Turns out though, I’m not that crazy about Biology and Math still hates me.  I take part of that back – I’m not crazy about my lab classes or some of the Biology professors or the fact that our Biology department concentrates primarily on environmental studies.  I’m not big on reptiles or plant reproduction.  The other part about Math remains.

My next thought was to look into data mining or Biostatistics.  Either would still be research, but not in the lab.  Turns out that you need a boat load of mathematics to do either.  Advanced math, such as the likes of Linear Algebra and Calculus.  You recall I mentioned Math hates me?

So, I’m back to square one.

I could slip quietly back into this good night, return to the day shift and make myself more visible to the powers that be and claw my way up the next ring of the spiderweb.

I could turn to a more stodgy major such as business (sorry Dad) and use it to advance toward the next life- sucking level of management.  Doesn’t the joy of that idea just ooze out?

All the classes I’m taking are getting farther and farther from what I originally intended.  I mean,  come on: Creative Writing?  I’m thinking someone’s trying to tell me something, but what I’m not quite sure.

Guess I have more pondering to do.  It will keep me occupied while I’m digging my next hole for archaeology.

Finals Week – Waiting will have to wait

It’s time to put the fall semester to bed, but first I have to tuck in the edges with an Anthropology final and delivery of my final portfolio for Creative Writing.  Translation: Weekly Photo Challenge will be late coming.

So pardon me for a little while longer, as I go gas up on another cup of coffee and a quick dance around the dining room, so that I can wake up enough to finish review of three more chapters.  And I thought I took the night off to be rested for tomorrow.  Silly me.
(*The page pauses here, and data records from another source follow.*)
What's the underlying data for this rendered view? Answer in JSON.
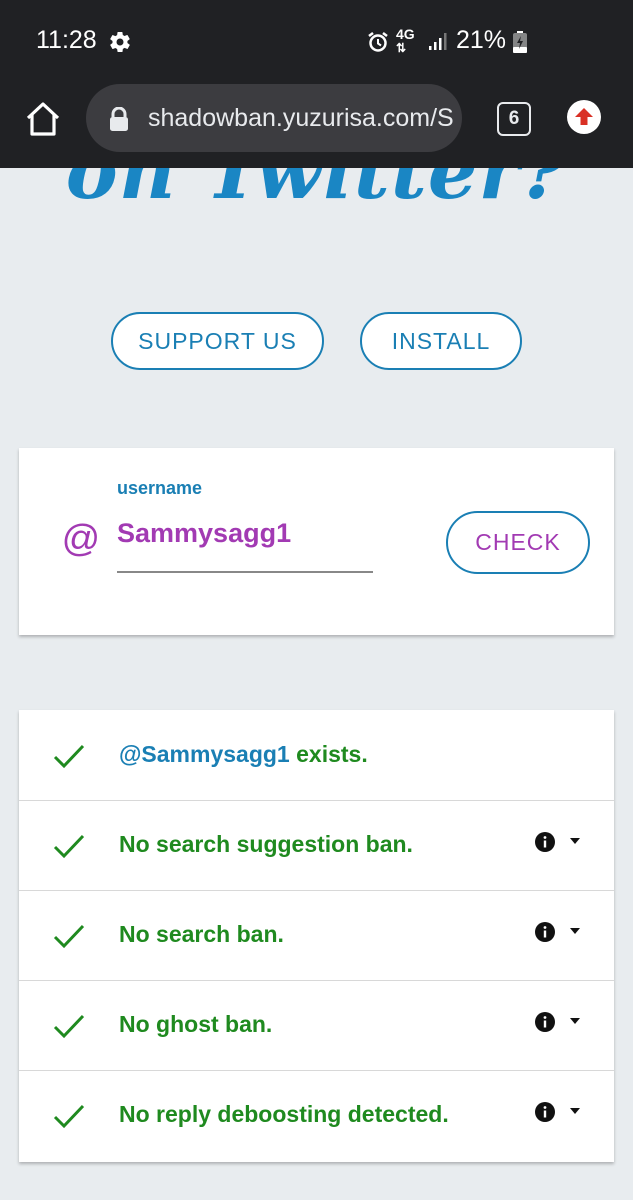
{
  "status_bar": {
    "time": "11:28",
    "battery_percent": "21%",
    "network": "4G"
  },
  "browser": {
    "url": "shadowban.yuzurisa.com/S",
    "tab_count": "6"
  },
  "page": {
    "hero_title": "on Twitter?",
    "support_label": "SUPPORT US",
    "install_label": "INSTALL",
    "username_label": "username",
    "at_symbol": "@",
    "username_value": "Sammysagg1",
    "check_label": "CHECK",
    "results": [
      {
        "prefix": "@Sammysagg1",
        "text": " exists.",
        "has_info": false
      },
      {
        "prefix": "",
        "text": "No search suggestion ban.",
        "has_info": true
      },
      {
        "prefix": "",
        "text": "No search ban.",
        "has_info": true
      },
      {
        "prefix": "",
        "text": "No ghost ban.",
        "has_info": true
      },
      {
        "prefix": "",
        "text": "No reply deboosting detected.",
        "has_info": true
      }
    ]
  },
  "colors": {
    "accent": "#1a7fb4",
    "username": "#a23ab3",
    "success": "#1f8a1f"
  }
}
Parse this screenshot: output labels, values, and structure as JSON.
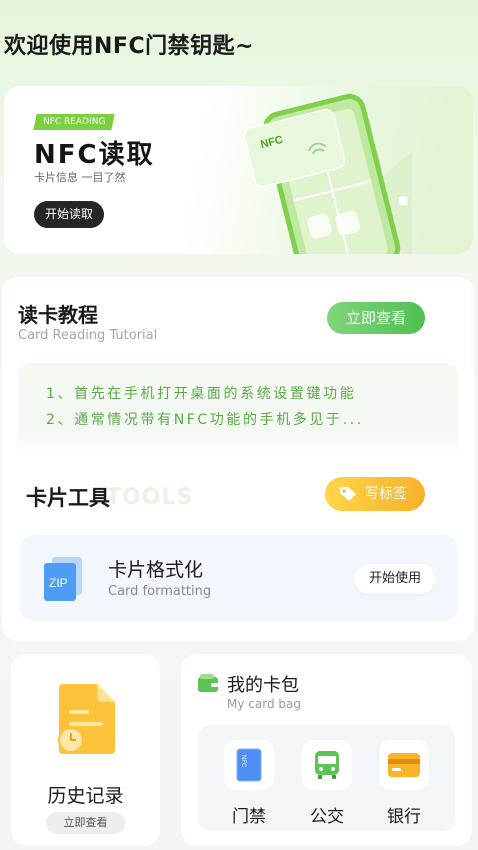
{
  "welcome": "欢迎使用NFC门禁钥匙~",
  "banner": {
    "tag": "NFC READING",
    "title": "NFC读取",
    "subtitle": "卡片信息 一目了然",
    "button": "开始读取",
    "phone_text": "NFC"
  },
  "tutorial": {
    "title": "读卡教程",
    "subtitle": "Card Reading Tutorial",
    "button": "立即查看",
    "lines": [
      "1、首先在手机打开桌面的系统设置键功能",
      "2、通常情况带有NFC功能的手机多见于..."
    ]
  },
  "tools": {
    "title": "卡片工具",
    "bg_text": "TOOLS",
    "button": "写标签",
    "format": {
      "title": "卡片格式化",
      "subtitle": "Card formatting",
      "button": "开始使用",
      "icon_text": "ZIP"
    }
  },
  "history": {
    "title": "历史记录",
    "button": "立即查看"
  },
  "wallet": {
    "title": "我的卡包",
    "subtitle": "My card bag",
    "items": [
      {
        "label": "门禁",
        "icon": "access-card-icon",
        "icon_text": "NFC"
      },
      {
        "label": "公交",
        "icon": "bus-icon"
      },
      {
        "label": "银行",
        "icon": "bank-card-icon"
      }
    ]
  },
  "colors": {
    "accent_green": "#4fbf52",
    "accent_yellow": "#f8b12a",
    "dark": "#262626"
  }
}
Off the Grid and Out of Luck

I have several writings in the works – all one fourth to half done.  They are pretty cool subjects, too.  But, school and work demands have derailed me for a moment or two.

One issue in particular has my goat.

Right now I am cursing the wind, well really the US Post Office.  They are holding my Creative Writing textbook hostage.  Delivery date is reported as today.  Is my textbook in my hot little hand, open and forthcoming of information for my homework that is due tomorrow? No.

It is languishing on the back dock of the main post office.

I am a proponent of letter writing.  I believe it is a lovely art and cherish the letters some of my family members have written over the years. There’s nothing like the feeling of seeing that envelope with my name on it and the excitement of wondering what it holds inside.

Now that being said, I can understand why we don’t do it anymore.  Outside of the psychological developments over the past 10 years or so concerning the widespread infection of instant gratification disorder, there is the frustration with dealing with an outdated system of logistics. I tend to forget that the Post Office is a Government Office.

In order to retrieve your packages, you have to have a yellow slip of paper.  On this yellow slip of paper is the same tracking number that I wrote down from the USPS very own tracking website that told me my package had arrived at 6am this very morning.  But I guess it didn’t count because my paper was green (the back of the notice that tells me my water is going to be off tomorrow morning for about 4 hours for maintenance work).

So until I can cough up an official, yellow piece of paper, the USPS is going to hold my textbook hostage. And I’m out of luck on my homework assignment.

I wonder how creative I can get with my Creative Writing excuse.